Sir Robert Mackreth (?1725–1819), of Ewhurst, Hampshire, was an English club owner, money lender, speculator and politician. He was a Member (MP) of the Parliament of Great Britain for Castle Rising from 1774 to 1784, and for Ashburton in the Parliament of Great Britain and the Parliament of the United Kingdom from 1784 to 1802.

==Life==
Mackreth began life as a billiard-marker at White's Club. He acquired a vintner's business in St. James's Street, and became an assistant of Robert Arthur, the original proprietor of White's, who on his death, 6 June 1761, left the property to Mackreth, then about to marry his only child, Mary Arthur (the wedding took place in October). Mackreth managed the club through an agent, a near relation of his.

From this point Mackreth concentrated on financial speculations, with sidelines as a loan shark and bookmaker: Gilly Williams, writing to George Selwyn in 1768, mentions him as dealing heavily in the bets for and against the success of John Wilkes in the election for the City of London that year. In October 1774 he was nominated for the pocket borough of Castle Rising by the Earl of Orford, who had found him useful in business, and was in his debt.

Mackreth's reputation suffered in 1786, when he was defendant in a suit preferred by James Fox-Lane, an aristocratic member of White's, who charged Mackreth with defrauding him of his patrimony. The Master of the Rolls found that he had taken undue advantage of a young man, who was also a minor, and he had to refund £20,000. He appealed without success, first to the Lord Chancellor, and then to the House of Lords. Fox-Lane's counsel throughout the case was Sir John Scott; in 1792 Mackreth accosted Scott in Lincoln's Inn Fields, called him a liar and a scoundrel, and challenged him to a duel, for an alleged insult in one of his speeches in 1786. Eldon ignored the challenge, but brought an action for assault against Mackreth, who was sentenced by the court of King's Bench to six weeks' imprisonment and a fine, for a breach of the peace.

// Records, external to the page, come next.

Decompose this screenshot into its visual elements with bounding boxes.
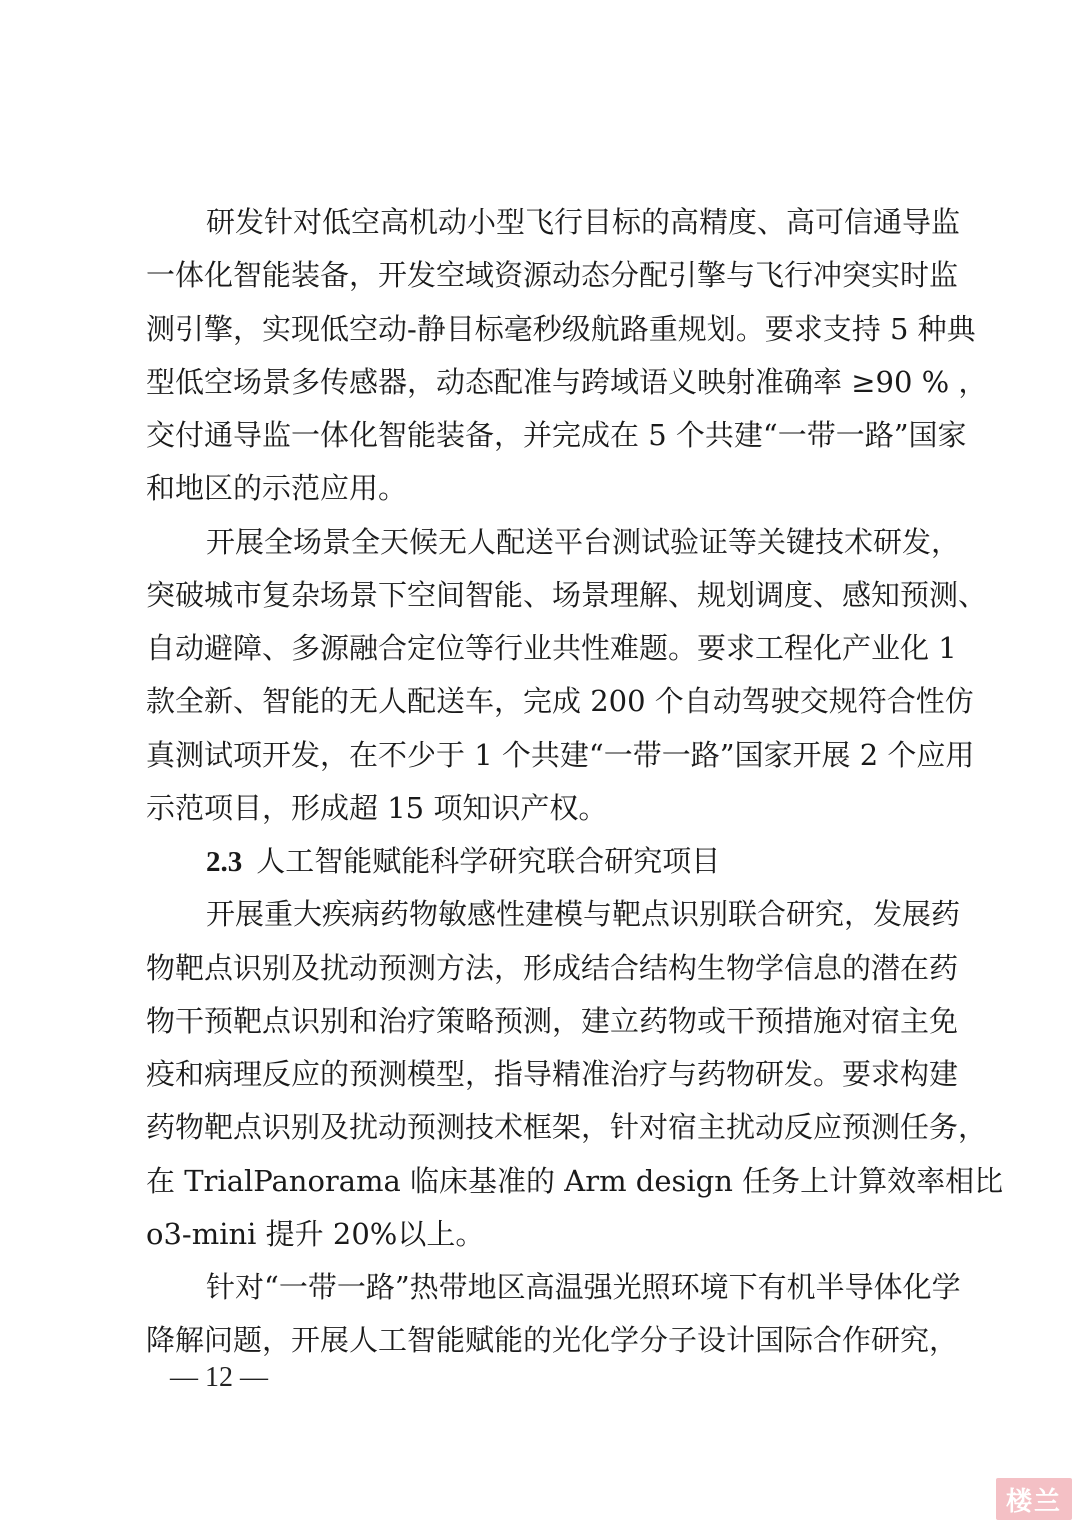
paragraph-delivery: 开展全场景全天候无人配送平台测试验证等关键技术研发， 突破城市复杂场景下空间智能… [146, 516, 936, 836]
text-line: 疫和病理反应的预测模型，指导精准治疗与药物研发。要求构建 [146, 1048, 936, 1101]
text-line: 真测试项开发，在不少于 1 个共建“一带一路”国家开展 2 个应用 [146, 729, 936, 782]
page-number: — 12 — [170, 1362, 268, 1394]
paragraph-drug-targets: 开展重大疾病药物敏感性建模与靶点识别联合研究，发展药 物靶点识别及扰动预测方法，… [146, 888, 936, 1261]
text-line: 一体化智能装备，开发空域资源动态分配引擎与飞行冲突实时监 [146, 249, 936, 302]
text-line: o3-mini 提升 20%以上。 [146, 1208, 936, 1261]
text-line: 药物靶点识别及扰动预测技术框架，针对宿主扰动反应预测任务， [146, 1101, 936, 1154]
text-line: 针对“一带一路”热带地区高温强光照环境下有机半导体化学 [146, 1261, 936, 1314]
section-title: 人工智能赋能科学研究联合研究项目 [256, 844, 720, 878]
document-body: 研发针对低空高机动小型飞行目标的高精度、高可信通导监 一体化智能装备，开发空域资… [146, 196, 936, 1368]
text-line: 测引擎，实现低空动-静目标毫秒级航路重规划。要求支持 5 种典 [146, 303, 936, 356]
text-line: 示范项目，形成超 15 项知识产权。 [146, 782, 936, 835]
text-line: 款全新、智能的无人配送车，完成 200 个自动驾驶交规符合性仿 [146, 675, 936, 728]
text-line: 突破城市复杂场景下空间智能、场景理解、规划调度、感知预测、 [146, 569, 936, 622]
watermark-seal-icon: 楼兰 [996, 1478, 1072, 1520]
paragraph-low-altitude: 研发针对低空高机动小型飞行目标的高精度、高可信通导监 一体化智能装备，开发空域资… [146, 196, 936, 516]
section-heading: 2.3人工智能赋能科学研究联合研究项目 [146, 835, 936, 888]
text-line: 自动避障、多源融合定位等行业共性难题。要求工程化产业化 1 [146, 622, 936, 675]
text-line: 在 TrialPanorama 临床基准的 Arm design 任务上计算效率… [146, 1155, 936, 1208]
text-line: 开展全场景全天候无人配送平台测试验证等关键技术研发， [146, 516, 936, 569]
section-number: 2.3 [206, 846, 242, 878]
text-line: 交付通导监一体化智能装备，并完成在 5 个共建“一带一路”国家 [146, 409, 936, 462]
text-line: 物靶点识别及扰动预测方法，形成结合结构生物学信息的潜在药 [146, 942, 936, 995]
text-line: 研发针对低空高机动小型飞行目标的高精度、高可信通导监 [146, 196, 936, 249]
paragraph-photochemistry: 针对“一带一路”热带地区高温强光照环境下有机半导体化学 降解问题，开展人工智能赋… [146, 1261, 936, 1368]
text-line: 物干预靶点识别和治疗策略预测，建立药物或干预措施对宿主免 [146, 995, 936, 1048]
text-line: 和地区的示范应用。 [146, 462, 936, 515]
text-line: 降解问题，开展人工智能赋能的光化学分子设计国际合作研究， [146, 1314, 936, 1367]
text-line: 开展重大疾病药物敏感性建模与靶点识别联合研究，发展药 [146, 888, 936, 941]
text-line: 型低空场景多传感器，动态配准与跨域语义映射准确率 ≥90 % ， [146, 356, 936, 409]
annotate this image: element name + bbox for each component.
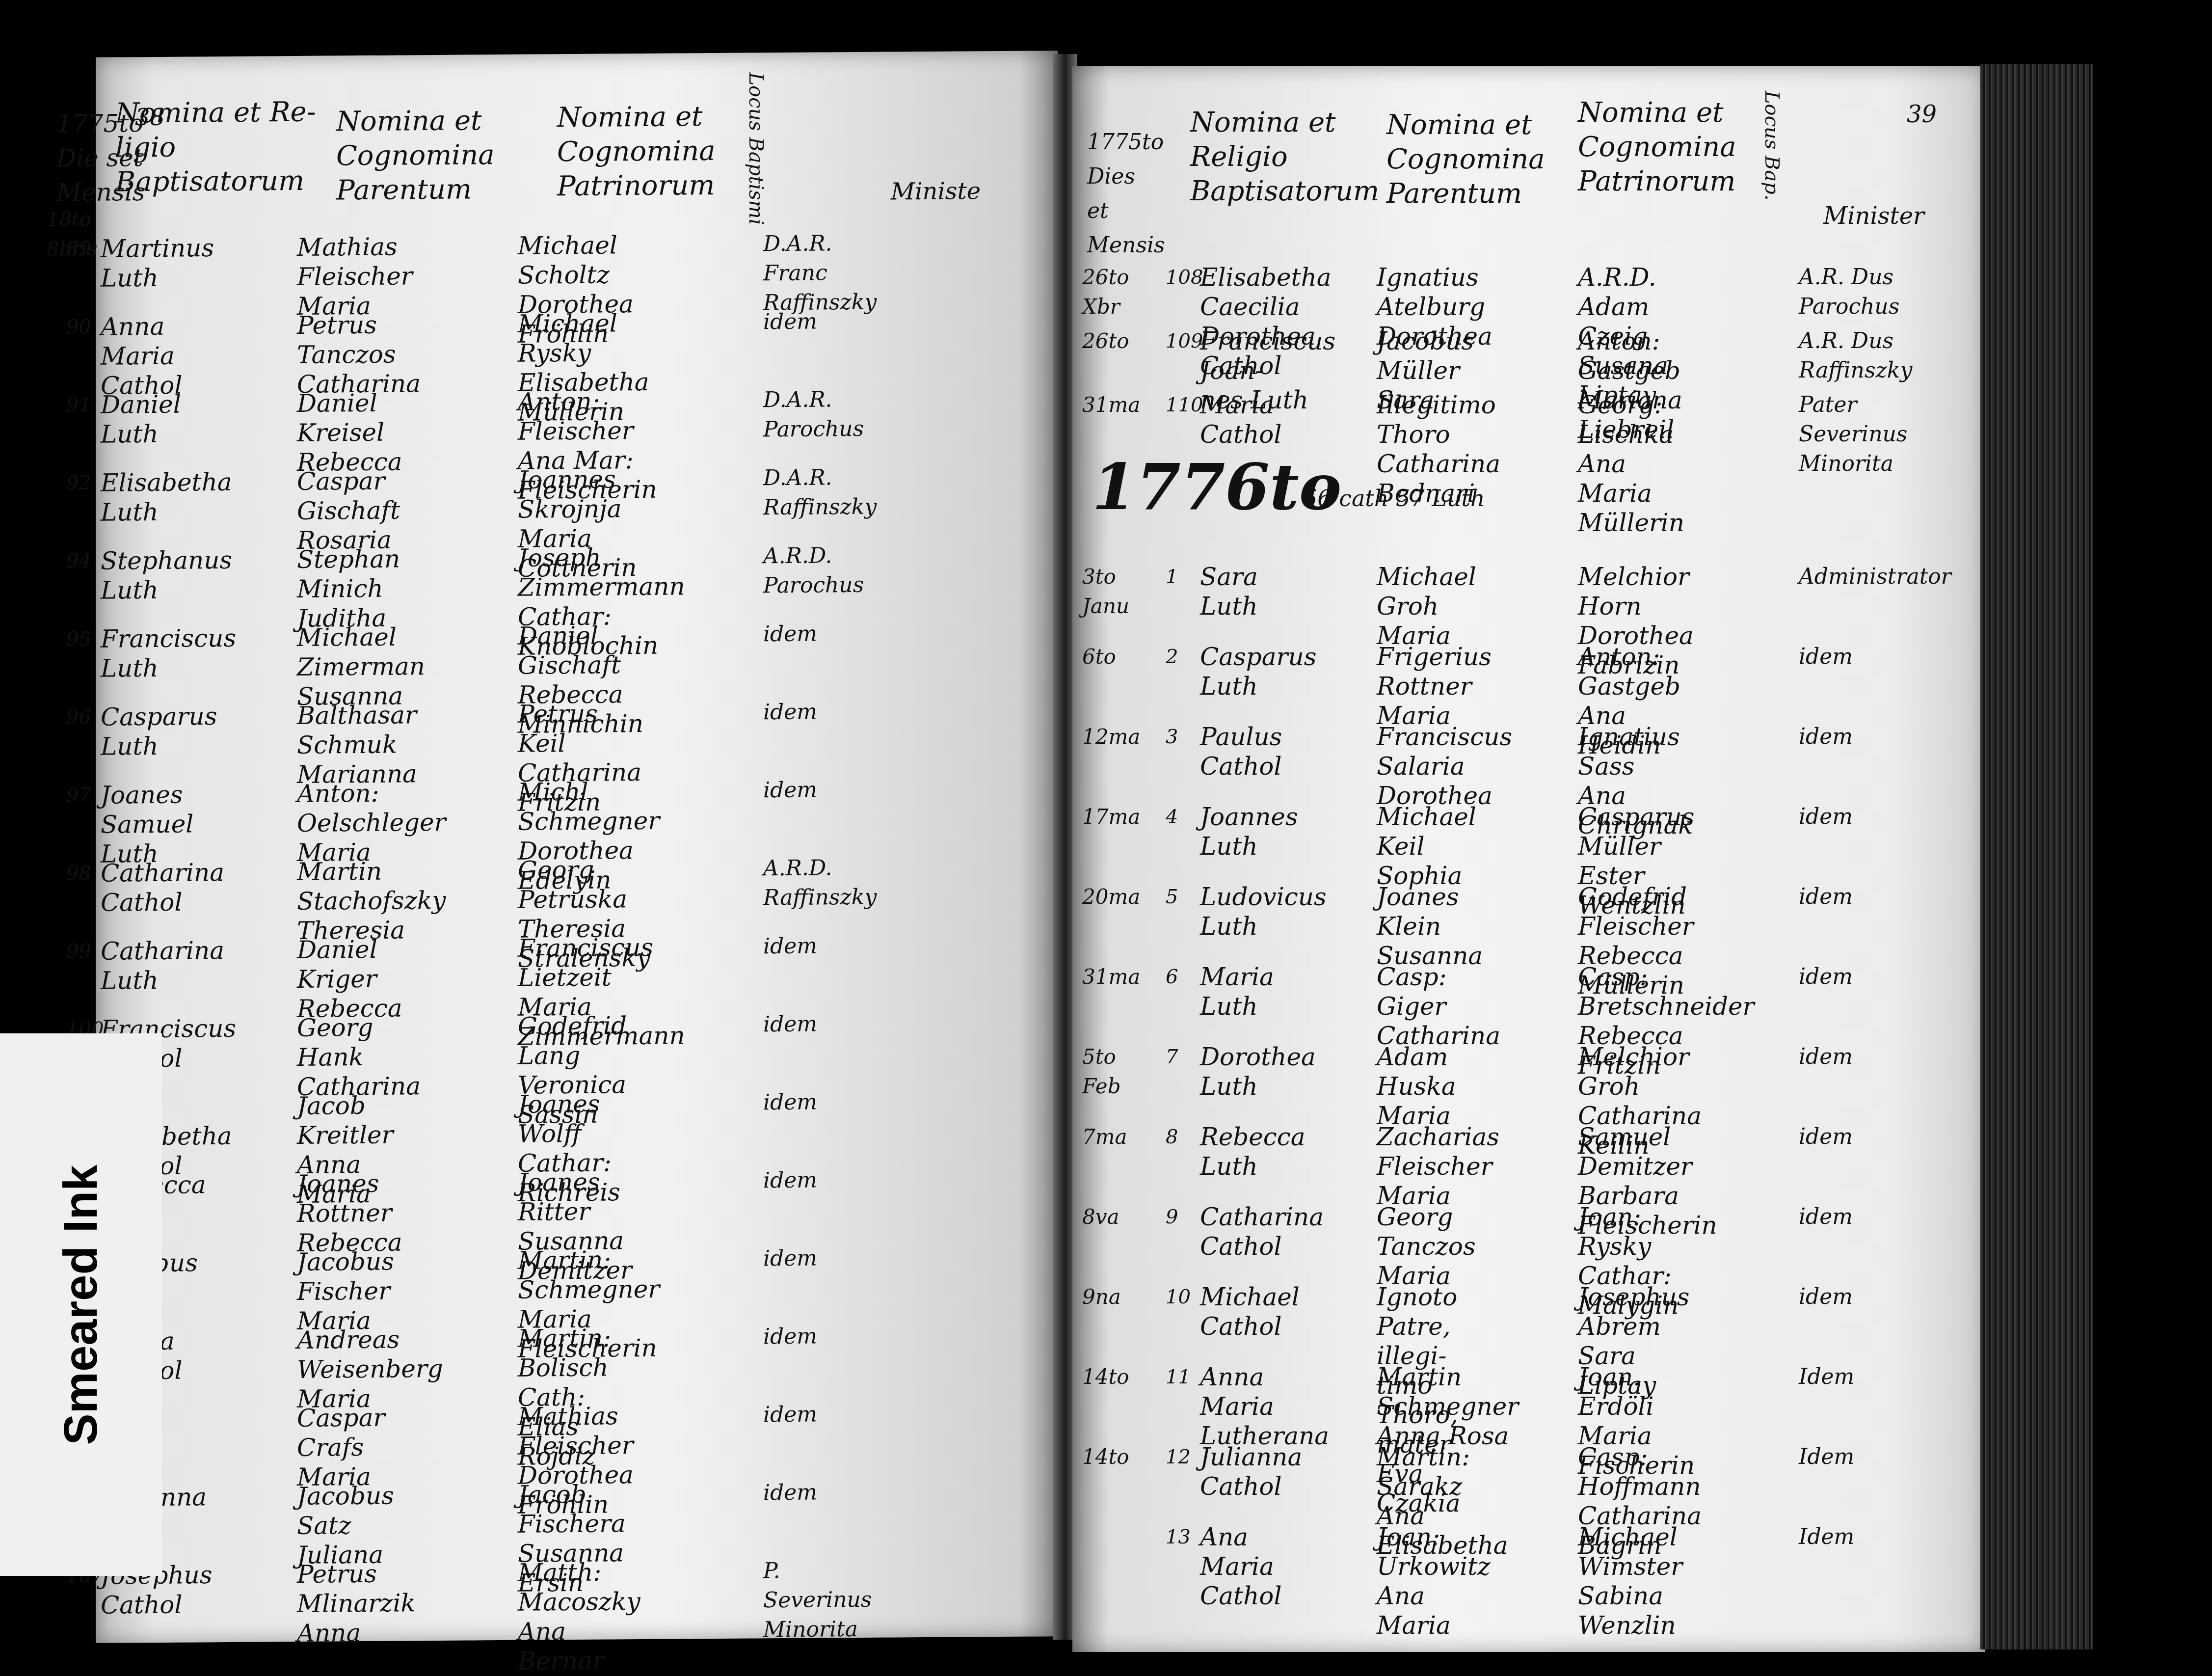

Politically, Mackreth backed Lord North, and then Richard Rigby. Later he supported William Pitt the Younger. He sat in the House of Commons for Ashburton from 1784 to 1802; and on 8 May 1795 he was knighted by George III. Withdrawing from parliamentary life in 1802, he retired to his estate at Ewhurst, near Basingstoke. He added to, besides his house property in London, an estate in Cumberland and a plantation in the West Indies. He died in London in February 1819, in his ninety-fourth year. His wife had died at Putney on 3 June 1784.